The No-Guitar Blues

Life and career

Soto was born to Mexican-American parents Manuel (1910–1957) and Angie Soto (1924-). In his youth, he worked in the fields of the San Joaquin Valley. Soto's father died in 1957, when he was five years old. As his family had to struggle to find work, he had little time or encouragement in his studies, hence, he was not a good student.[1] Soto notes that in spite of his early academic record, while at high school he found an interest in poetry through writers such as Ernest Hemingway, John Steinbeck, Jules Verne, Robert Frost and Thornton Wilder.[2]

Soto attended Fresno City College and California State University, Fresno, where he earned his B.A. degree in English in 1974,[2] studying with poet Philip Levine.[1] He did graduate work in poetry writing at the University of California, Irvine, where he was the first Mexican-American to earn a M.F.A. in 1976. He states that he wanted to become a writer in college after discovering the novelist Gabriel García Márquez and the contemporary poets Edward Field, W. S. Merwin, Charles Simic, James Wright and Pablo Neruda, whom he calls "the master of them all."[2]
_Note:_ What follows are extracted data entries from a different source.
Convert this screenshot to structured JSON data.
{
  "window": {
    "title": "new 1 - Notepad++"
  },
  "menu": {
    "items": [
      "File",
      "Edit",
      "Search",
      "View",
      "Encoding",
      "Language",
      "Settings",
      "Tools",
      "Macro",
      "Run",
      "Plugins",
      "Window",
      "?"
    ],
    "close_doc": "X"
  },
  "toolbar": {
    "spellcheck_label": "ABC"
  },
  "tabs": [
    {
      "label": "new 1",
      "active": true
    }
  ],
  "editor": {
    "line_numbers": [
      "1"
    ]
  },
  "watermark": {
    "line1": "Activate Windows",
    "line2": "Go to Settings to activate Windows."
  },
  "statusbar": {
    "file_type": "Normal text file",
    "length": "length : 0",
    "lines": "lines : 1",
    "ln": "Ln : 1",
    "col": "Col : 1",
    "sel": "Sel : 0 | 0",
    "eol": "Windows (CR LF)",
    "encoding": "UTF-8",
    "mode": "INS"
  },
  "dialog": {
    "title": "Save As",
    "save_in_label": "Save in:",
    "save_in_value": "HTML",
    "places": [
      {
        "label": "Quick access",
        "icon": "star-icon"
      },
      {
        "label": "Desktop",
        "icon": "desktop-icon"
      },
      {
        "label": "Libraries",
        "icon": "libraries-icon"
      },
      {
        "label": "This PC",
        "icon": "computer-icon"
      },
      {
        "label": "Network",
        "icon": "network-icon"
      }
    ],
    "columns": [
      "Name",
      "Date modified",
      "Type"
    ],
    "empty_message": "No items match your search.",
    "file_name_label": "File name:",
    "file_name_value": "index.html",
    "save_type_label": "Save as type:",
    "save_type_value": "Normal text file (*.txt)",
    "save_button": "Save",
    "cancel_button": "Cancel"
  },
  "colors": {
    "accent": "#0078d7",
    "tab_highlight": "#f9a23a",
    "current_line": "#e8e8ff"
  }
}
Soto taught at University of California, Berkeley[1] and at University of California, Riverside,[3] where he was a Distinguished Professor.[4]

Soto was a 'Young People's Ambassador' for the United Farm Workers of America, introducing young people to the organization's work and goals.[1] Soto became the sponsor for the Pattonville High School Spanish National Honor Society in 2009.[5]

Soto lives in northern California, dividing his time between Berkeley and Fresno, but is no longer teaching.[6]